2025, Oct 21 08:00
Python testing without surprises: avoid monkeypatching builtins.open, use pytest tmp_path or inject an opener
Learn why monkeypatching builtins.open triggers pdb TypeError on encoding, and how to test file I/O using pytest tmp_path or by injecting an open function.
Monkeypatching builtins like open looks tempting when a function reads a file, but it often backfires during debugging. A common symptom is a TypeError about an unexpected keyword argument encoding when pdb kicks in. Here’s what’s going on, and how to test file I/O without tripping over the debugger.
The minimal repro
The function reads a file and counts unique alphabetic characters. The test replaces builtins.open with a lambda returning an in-memory stream. As soon as pdb is involved, the test explodes with a TypeError.
import builtins
import io
import pytest
def tally_unique_alpha_from_file(p: str) -> int:
    with open(p) as fh:
        return len(set(ch.lower() for ch in fh.read() if ch.isalpha()))
def test_counts(monkeypatch: pytest.MonkeyPatch):
    src = "Quick frog or something"
    monkeypatch.setattr(builtins, "open", lambda _p: io.StringIO(src))
    assert tally_unique_alpha_from_file("blah.txt") == 15
Why this breaks
The lambda replacement only accepts a single positional argument. The real open supports more parameters, including encoding. When you step into pdb (for example via pytest --pdb or pdb.set_trace()), pdb itself calls open to read its rc file as in ~/.pdbrc with an explicit encoding. That call lands in the lambda, which doesn’t accept encoding, and Python raises TypeError. In short, the test replaced a global primitive used by the debugger, so unrelated tooling started failing.
A safer approach: use a real temporary file
You don’t need to mock or monkeypatch anything to test code that reads a file. Pytest provides tmp_path for working with temporary directories. Create a real file, write the content you need, and pass its path to the function. This keeps the debugger and the rest of the runtime intact.
import pathlib
def tally_unique_alpha_from_file(p: str) -> int:
    with open(p) as fh:
        return len(set(ch.lower() for ch in fh.read() if ch.isalpha()))
def test_counts(tmp_path: pathlib.Path):
    fpath = tmp_path / "blah.txt"
    fpath.write_text("Quick frog or something")
    assert tally_unique_alpha_from_file(str(fpath)) == 15
Pytest keeps directories from the last three test runs by default before it starts cleaning them up, and if a test fails you’ll see the fixture values in the output, which makes debugging straightforward. If you prefer standard library tools, an integration test with a temporary file is also viable.
Alternative: inject the opener
If you want to control how files are opened without touching builtins, invert the dependency and accept an opener function. The function still uses open by default, but tests can supply a different callable. This makes the contract explicit and avoids global side effects.
from collections.abc import Callable
from io import StringIO
from typing import TextIO
from unittest.mock import Mock
def tally_unique_alpha_from_file(
    p: str, *, open_fn: Callable[[str], TextIO] = open
) -> int:
    with open_fn(p) as fh:
        return len(set(ch.lower() for ch in fh.read() if ch.isalpha()))
def test_counts_with_mock():
    fake_open = Mock(spec=open)
    fake_open.return_value = StringIO("Quick frog or something")

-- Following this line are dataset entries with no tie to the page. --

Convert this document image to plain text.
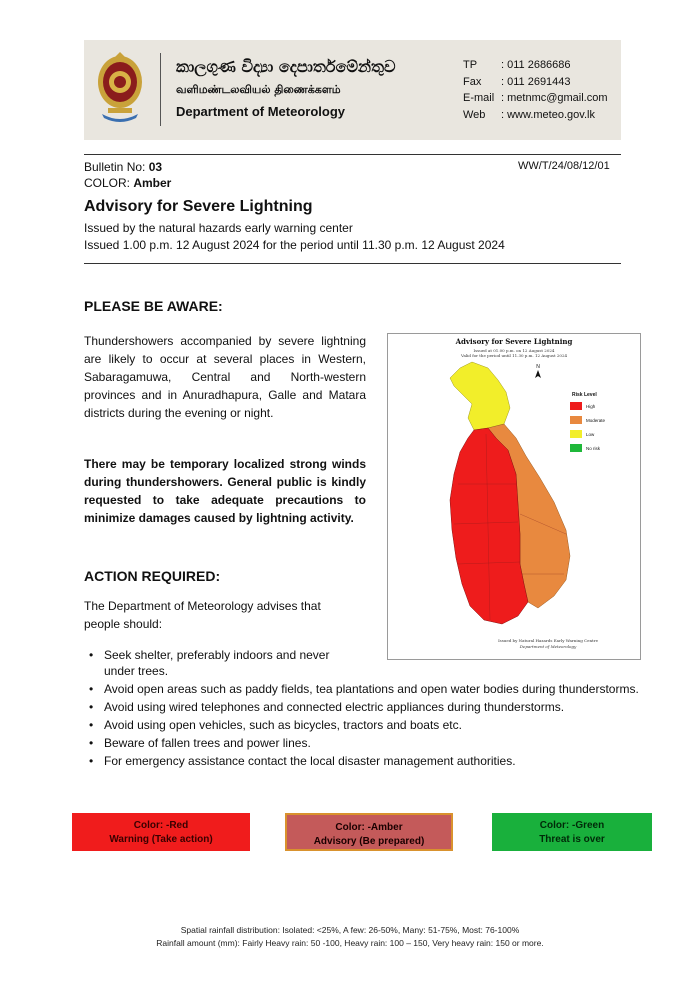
කාලගුණ විද්‍යා දෙපාර්තමේන්තුව
வளிமண்டலவியல் திணைக்களம்
Department of Meteorology
TP	: 011 2686686
Fax	: 011 2691443
E-mail : metnmc@gmail.com
Web	: www.meteo.gov.lk
Bulletin No: 03	WW/T/24/08/12/01
COLOR: Amber
Advisory for Severe Lightning
Issued by the natural hazards early warning center
Issued 1.00 p.m. 12 August 2024 for the period until 11.30 p.m. 12 August 2024
PLEASE BE AWARE:
Thundershowers accompanied by severe lightning are likely to occur at several places in Western, Sabaragamuwa, Central and North-western provinces and in Anuradhapura, Galle and Matara districts during the evening or night.
There may be temporary localized strong winds during thundershowers. General public is kindly requested to take adequate precautions to minimize damages caused by lightning activity.
Advisory for Severe Lightning
Issued at 01.00 p.m. on 12 August 2024
Valid for the period until 11.30 p.m. 12 August 2024
N
Risk Level
High
Moderate
Low
No risk
Issued by Natural Hazards Early Warning Centre
Department of Meteorology
ACTION REQUIRED:
The Department of Meteorology advises that people should:
• Seek shelter, preferably indoors and never under trees.
• Avoid open areas such as paddy fields, tea plantations and open water bodies during thunderstorms.
• Avoid using wired telephones and connected electric appliances during thunderstorms.
• Avoid using open vehicles, such as bicycles, tractors and boats etc.
• Beware of fallen trees and power lines.
• For emergency assistance contact the local disaster management authorities.
Color: -Red
Warning (Take action)
Color: -Amber
Advisory (Be prepared)
Color: -Green
Threat is over
Spatial rainfall distribution: Isolated: <25%, A few: 26-50%, Many: 51-75%, Most: 76-100%
Rainfall amount (mm): Fairly Heavy rain: 50 -100, Heavy rain: 100 – 150, Very heavy rain: 150 or more.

    assert tally_unique_alpha_from_file("blah.txt", open_fn=fake_open) == 15
This model inverts the dependency and also segregates the interface by stating exactly how the function intends to use the opener. No monkeypatching, no surprises for pdb or other tooling.
Why this matters
Mocking what you don’t own, especially builtins, can break unrelated parts of the runtime such as debuggers, test harnesses, or libraries that rely on standard behavior. Tests that use real files via temporary paths are more robust and easier to reason about. One caveat is that temporary files won’t tell you how many times the file was opened, which can be relevant for verifying caching, but they do make most I/O tests simpler and more reliable.
Takeaways
If file content is all you need, prefer real temporary files through pytest’s tmp_path or an actual temporary file. If you need to observe or steer how a file is opened, inject an opener instead of altering builtins. Both approaches let you debug with pdb without colliding with the encoding-aware calls it makes internally.
The article is based on a question from StackOverflow by Dominik Kaszewski and an answer by jonrsharpe.